Gillibrand Statement In Response To President’s Plan To Address Military Sexual Assault

Dec 20, 2013

Washington, D.C. – U.S. Senator Kirsten Gillibrand released the following statement today in response to President Obama’s comments on addressing sexual assault in the military:

“I appreciate the President’s deep commitment to solving the sexual assault crisis in the military. I had the opportunity to speak with President Obama yesterday on the topic and look forward to working with the President and Secretary of Defense moving forward. However, my immediate focus will remain on earning the votes to pass the fundamental reform needed to address the fact that last year alone an estimated 23,000 sexual assault victims lacked the confidence to report their attacks out of fear their chain of command would not act – or worse yet – retaliate against them. I do not want to wait another year to enact the one reform survivors have asked for in removing commanders with no legal training and conflicts of interest from the decision of whether or not to prosecute a rape or sexual assault. We have the best fighting force in the world and they deserve a first class justice system. Nowhere in America do we allow a boss to decide if an employee was sexually assaulted or not, except the United States military. We owe our service members better.”

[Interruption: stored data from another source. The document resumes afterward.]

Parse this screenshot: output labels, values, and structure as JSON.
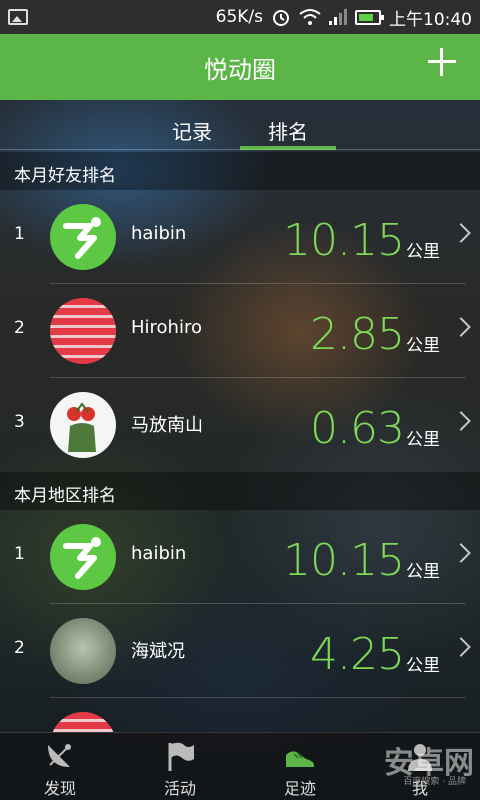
{
  "status_bar": {
    "speed": "65K/s",
    "time": "上午10:40",
    "icons": [
      "image-icon",
      "alarm-icon",
      "wifi-icon",
      "signal-icon",
      "battery-icon"
    ]
  },
  "header": {
    "title": "悦动圈",
    "add_icon": "plus-icon"
  },
  "tabs": [
    {
      "label": "记录",
      "active": false
    },
    {
      "label": "排名",
      "active": true
    }
  ],
  "friends": {
    "title": "本月好友排名",
    "rows": [
      {
        "rank": "1",
        "name": "haibin",
        "distance": "10.15",
        "unit": "公里"
      },
      {
        "rank": "2",
        "name": "Hirohiro",
        "distance": "2.85",
        "unit": "公里"
      },
      {
        "rank": "3",
        "name": "马放南山",
        "distance": "0.63",
        "unit": "公里"
      }
    ]
  },
  "region": {
    "title": "本月地区排名",
    "rows": [
      {
        "rank": "1",
        "name": "haibin",
        "distance": "10.15",
        "unit": "公里"
      },
      {
        "rank": "2",
        "name": "海斌况",
        "distance": "4.25",
        "unit": "公里"
      }
    ]
  },
  "bottom_nav": [
    {
      "label": "发现",
      "icon": "satellite-dish-icon"
    },
    {
      "label": "活动",
      "icon": "flag-icon"
    },
    {
      "label": "足迹",
      "icon": "shoe-icon"
    },
    {
      "label": "我",
      "icon": "person-icon"
    }
  ],
  "watermark": {
    "text": "安卓网",
    "sub": "百度搜索 · 品牌"
  },
  "colors": {
    "accent": "#5cb547",
    "distance": "#7ed957"
  }
}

Senator Gillibrand’s Military Justice Improvement Act enjoys bipartisan support from a majority of the Senate, plus the Iraq and Afghanistan Veterans of America, Vietnam Veterans of America, Service Women’s Action Network, Protect our Defenders, the Department of Defense’s own DACOWITS panel, the National Women’s Law Center and a growing chorus of retired military generals and commanders, including Lieutenant General (Ret.) Claudia Kennedy, the first woman ever to reach the rank of three-star general in the U.S. Army.